What datasets are used to train 3D diffusion models?

The most common is CrossDocked2020, which provides pocket-ligand pairs derived from the Protein Data Bank with additional docking-based augmentation. Some models also train on PDBbind and BindingMOAD. The availability of good pocket-ligand training data is one of the bottlenecks for the field.

How do you evaluate a 3D generator?

With difficulty. Common metrics include validity (does the SMILES parse), drug-likeness (QED), synthetic accessibility (SAS), pocket binding score from a docking program, structural similarity to the training set, and diversity within the generated batch.
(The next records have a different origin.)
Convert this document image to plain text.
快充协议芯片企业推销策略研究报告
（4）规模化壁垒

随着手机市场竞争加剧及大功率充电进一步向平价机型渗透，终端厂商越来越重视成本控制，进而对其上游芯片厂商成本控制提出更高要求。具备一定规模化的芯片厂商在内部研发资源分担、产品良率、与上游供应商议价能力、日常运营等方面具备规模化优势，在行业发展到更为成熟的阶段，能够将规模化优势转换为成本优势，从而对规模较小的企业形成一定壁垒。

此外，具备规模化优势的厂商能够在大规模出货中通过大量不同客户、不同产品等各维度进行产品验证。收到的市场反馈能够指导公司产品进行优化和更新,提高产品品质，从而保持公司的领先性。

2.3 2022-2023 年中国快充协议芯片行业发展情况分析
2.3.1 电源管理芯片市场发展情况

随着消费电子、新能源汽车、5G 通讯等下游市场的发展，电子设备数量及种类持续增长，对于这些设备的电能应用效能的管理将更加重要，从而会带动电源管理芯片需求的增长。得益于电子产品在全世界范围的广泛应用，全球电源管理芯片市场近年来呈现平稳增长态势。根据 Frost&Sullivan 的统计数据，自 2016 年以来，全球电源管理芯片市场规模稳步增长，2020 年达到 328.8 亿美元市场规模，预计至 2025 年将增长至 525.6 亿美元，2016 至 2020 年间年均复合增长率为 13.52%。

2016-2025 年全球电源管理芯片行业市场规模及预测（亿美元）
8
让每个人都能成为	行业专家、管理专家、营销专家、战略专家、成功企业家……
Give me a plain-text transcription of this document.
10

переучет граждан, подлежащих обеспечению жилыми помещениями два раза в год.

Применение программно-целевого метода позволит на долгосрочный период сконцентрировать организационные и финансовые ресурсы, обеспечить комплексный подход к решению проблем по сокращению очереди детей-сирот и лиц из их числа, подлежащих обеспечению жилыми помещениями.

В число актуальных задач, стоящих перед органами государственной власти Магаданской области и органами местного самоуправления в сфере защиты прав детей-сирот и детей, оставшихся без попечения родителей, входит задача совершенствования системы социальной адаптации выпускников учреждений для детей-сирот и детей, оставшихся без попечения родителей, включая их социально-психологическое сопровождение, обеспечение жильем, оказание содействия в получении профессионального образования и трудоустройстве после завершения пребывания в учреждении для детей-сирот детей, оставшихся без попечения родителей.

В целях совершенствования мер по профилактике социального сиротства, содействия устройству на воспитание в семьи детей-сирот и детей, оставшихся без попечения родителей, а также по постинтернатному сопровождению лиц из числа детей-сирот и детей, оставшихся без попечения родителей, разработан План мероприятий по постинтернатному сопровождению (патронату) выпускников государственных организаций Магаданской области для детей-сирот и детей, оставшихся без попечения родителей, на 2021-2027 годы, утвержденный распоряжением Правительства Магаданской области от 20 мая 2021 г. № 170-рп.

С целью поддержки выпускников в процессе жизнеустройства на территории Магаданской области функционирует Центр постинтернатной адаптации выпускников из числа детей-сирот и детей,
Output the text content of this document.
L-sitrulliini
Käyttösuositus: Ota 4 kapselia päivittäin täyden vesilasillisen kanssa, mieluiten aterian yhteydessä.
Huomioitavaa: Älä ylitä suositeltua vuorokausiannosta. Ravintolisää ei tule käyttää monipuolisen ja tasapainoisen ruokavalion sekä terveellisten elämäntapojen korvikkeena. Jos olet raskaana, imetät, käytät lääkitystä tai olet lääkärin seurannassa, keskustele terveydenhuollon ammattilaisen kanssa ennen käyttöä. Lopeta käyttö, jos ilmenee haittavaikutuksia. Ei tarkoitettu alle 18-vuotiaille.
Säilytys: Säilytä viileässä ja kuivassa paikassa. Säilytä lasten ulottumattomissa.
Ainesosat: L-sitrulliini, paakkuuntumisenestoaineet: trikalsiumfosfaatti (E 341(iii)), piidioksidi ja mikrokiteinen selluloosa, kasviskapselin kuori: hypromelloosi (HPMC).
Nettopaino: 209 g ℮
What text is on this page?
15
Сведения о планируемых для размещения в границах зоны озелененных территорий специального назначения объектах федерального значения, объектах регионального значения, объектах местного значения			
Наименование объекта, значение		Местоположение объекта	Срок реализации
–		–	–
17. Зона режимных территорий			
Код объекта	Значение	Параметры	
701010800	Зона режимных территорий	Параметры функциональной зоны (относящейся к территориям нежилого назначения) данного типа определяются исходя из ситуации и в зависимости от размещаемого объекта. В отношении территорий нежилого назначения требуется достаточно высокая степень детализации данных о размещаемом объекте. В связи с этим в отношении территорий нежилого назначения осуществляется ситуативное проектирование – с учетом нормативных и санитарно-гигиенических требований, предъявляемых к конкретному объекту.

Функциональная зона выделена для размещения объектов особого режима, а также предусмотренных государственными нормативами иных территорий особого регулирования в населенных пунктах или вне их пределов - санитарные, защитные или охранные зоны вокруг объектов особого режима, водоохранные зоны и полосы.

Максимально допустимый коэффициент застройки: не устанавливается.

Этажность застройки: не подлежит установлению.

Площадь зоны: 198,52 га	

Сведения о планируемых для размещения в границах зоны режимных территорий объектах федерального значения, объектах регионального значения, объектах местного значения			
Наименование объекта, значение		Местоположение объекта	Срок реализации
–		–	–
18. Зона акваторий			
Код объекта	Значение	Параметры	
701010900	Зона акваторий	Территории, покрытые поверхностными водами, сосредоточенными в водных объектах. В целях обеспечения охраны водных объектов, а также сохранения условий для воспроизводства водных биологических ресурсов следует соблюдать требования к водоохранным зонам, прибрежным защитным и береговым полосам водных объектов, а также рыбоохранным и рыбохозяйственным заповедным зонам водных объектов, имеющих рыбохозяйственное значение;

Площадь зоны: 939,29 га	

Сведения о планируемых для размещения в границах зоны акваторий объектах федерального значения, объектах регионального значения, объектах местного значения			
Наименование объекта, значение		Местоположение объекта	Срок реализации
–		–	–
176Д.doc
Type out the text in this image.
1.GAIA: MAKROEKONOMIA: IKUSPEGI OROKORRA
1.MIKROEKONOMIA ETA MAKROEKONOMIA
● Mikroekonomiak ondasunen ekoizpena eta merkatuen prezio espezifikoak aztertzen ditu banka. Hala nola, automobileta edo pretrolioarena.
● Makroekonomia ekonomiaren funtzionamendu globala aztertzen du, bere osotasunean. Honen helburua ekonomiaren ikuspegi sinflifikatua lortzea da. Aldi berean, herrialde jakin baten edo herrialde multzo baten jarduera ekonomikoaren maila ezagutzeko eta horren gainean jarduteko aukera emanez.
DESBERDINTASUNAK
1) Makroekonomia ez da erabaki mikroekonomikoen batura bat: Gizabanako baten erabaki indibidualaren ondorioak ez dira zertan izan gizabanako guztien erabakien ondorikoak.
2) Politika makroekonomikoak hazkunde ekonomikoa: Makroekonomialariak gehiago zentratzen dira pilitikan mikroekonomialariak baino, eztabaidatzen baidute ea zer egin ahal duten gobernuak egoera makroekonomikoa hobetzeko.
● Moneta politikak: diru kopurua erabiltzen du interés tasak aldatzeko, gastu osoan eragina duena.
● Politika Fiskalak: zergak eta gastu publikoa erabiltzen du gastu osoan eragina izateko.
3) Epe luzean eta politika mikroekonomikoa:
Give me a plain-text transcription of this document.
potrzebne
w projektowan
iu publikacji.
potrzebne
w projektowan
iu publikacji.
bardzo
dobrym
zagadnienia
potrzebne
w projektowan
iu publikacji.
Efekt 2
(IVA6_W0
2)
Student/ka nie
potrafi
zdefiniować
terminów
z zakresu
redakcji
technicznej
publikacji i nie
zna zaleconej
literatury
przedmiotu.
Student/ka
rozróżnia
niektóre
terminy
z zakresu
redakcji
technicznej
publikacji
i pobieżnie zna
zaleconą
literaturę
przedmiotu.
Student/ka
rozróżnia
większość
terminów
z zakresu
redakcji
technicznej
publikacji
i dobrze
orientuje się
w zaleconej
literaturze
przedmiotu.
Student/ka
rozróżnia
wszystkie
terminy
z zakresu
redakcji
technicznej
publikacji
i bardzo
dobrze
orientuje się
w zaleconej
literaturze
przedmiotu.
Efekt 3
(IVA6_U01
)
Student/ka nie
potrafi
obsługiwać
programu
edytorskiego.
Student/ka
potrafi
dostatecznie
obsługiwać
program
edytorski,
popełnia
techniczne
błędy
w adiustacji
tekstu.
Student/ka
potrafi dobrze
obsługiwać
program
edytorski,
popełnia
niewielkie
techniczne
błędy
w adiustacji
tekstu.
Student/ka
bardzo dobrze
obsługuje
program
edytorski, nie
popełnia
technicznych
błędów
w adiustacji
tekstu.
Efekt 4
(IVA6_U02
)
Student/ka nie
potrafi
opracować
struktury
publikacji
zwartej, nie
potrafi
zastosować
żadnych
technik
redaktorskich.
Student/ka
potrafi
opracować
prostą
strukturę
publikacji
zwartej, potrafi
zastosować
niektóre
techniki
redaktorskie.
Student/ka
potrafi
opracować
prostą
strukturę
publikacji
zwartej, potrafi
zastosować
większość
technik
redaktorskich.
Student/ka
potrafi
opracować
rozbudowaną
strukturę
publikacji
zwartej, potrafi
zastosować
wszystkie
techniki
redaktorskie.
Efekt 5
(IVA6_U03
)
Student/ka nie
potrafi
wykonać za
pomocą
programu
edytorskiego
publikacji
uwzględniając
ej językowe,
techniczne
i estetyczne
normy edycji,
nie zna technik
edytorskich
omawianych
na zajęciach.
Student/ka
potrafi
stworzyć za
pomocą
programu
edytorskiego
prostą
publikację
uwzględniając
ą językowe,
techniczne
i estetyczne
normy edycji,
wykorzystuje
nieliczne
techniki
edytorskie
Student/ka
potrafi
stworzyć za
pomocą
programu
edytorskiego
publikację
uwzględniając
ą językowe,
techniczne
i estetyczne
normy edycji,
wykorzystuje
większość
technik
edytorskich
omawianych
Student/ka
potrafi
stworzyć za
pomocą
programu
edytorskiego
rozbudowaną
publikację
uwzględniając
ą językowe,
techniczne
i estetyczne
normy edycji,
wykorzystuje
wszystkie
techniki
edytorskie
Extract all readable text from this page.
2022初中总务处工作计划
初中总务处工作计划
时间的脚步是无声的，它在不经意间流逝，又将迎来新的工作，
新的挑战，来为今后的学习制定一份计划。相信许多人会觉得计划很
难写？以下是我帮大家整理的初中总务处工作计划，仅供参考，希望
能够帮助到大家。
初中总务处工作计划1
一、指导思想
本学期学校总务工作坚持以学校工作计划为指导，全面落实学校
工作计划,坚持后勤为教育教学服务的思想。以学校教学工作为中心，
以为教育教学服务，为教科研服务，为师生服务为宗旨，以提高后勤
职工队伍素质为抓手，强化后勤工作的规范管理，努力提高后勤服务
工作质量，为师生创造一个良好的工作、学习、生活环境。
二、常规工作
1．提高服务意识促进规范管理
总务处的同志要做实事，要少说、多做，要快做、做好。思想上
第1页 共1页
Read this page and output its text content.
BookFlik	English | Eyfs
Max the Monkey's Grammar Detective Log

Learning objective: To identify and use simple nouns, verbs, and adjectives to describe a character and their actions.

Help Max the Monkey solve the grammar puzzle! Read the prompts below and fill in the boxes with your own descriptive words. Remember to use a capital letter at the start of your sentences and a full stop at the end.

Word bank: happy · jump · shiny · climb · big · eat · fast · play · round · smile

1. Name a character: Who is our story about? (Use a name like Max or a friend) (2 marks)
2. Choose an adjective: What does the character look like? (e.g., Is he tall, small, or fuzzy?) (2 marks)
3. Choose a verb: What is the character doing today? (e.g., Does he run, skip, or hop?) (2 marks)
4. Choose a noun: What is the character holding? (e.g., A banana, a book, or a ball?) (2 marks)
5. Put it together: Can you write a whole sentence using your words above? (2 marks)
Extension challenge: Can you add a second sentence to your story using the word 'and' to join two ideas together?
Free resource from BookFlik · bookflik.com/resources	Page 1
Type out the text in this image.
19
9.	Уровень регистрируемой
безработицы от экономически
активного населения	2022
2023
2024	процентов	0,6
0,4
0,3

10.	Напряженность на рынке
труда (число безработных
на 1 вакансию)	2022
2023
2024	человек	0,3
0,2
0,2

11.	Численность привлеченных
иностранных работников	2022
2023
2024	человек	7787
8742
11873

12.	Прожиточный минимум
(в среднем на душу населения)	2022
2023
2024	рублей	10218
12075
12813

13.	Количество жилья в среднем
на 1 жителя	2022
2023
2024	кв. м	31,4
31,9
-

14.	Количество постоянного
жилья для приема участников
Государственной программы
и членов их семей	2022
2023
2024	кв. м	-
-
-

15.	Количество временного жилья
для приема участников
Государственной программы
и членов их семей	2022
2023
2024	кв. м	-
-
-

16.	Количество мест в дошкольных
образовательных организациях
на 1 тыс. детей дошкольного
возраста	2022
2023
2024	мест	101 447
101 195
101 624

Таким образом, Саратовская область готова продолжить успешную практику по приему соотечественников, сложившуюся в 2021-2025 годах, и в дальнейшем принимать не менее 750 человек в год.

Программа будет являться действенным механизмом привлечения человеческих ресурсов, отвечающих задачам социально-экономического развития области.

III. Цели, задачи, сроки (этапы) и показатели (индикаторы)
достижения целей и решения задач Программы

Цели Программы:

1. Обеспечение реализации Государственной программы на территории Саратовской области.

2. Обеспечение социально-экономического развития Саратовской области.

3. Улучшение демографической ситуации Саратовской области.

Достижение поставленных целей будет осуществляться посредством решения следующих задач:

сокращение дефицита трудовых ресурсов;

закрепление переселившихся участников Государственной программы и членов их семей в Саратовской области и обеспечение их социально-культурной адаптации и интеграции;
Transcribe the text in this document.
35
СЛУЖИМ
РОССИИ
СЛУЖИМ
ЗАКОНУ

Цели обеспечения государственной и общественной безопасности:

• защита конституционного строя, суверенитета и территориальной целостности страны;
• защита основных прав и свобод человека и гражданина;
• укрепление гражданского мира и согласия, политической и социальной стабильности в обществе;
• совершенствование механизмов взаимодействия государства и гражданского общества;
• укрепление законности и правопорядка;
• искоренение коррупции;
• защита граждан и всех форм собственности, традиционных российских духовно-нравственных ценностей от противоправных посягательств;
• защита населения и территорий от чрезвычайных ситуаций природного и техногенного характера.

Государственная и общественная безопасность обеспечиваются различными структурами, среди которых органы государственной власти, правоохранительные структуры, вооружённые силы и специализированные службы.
Each of these captures a different aspect of quality and none of them alone tells you whether the generator is actually useful.

Are the generated molecules synthesizable?

Sometimes, sometimes not. 3D diffusion generators are not trained with synthesis in mind, so some candidates are impractical to make. Always run a synthesis-accessibility score or a retrosynthesis check after generation and filter accordingly.

Do I need an equivariant network?

Strongly recommended. Without equivariance the model has to relearn the same chemistry in every rotation, which wastes capacity and hurts generalization. E(3)-equivariant graph networks are the standard choice for the denoising backbone in 3D SBDD diffusion.

Is this production-ready?

For hypothesis generation and triage, yes. For end-to-end automated drug discovery, no. The right way to think about it is as the first stage of a pipeline that ends with chemists, assays, and iterative optimization. Diffusion models change the throughput and quality of the first stage, not the entire pipeline.

How do I actually try it?

SciRouter exposes DiffSBDD as a managed tool. You send a pocket definition, get back 3D candidates, and chain into an ADMET filter and LLM rationale. No GPU setup required on your side.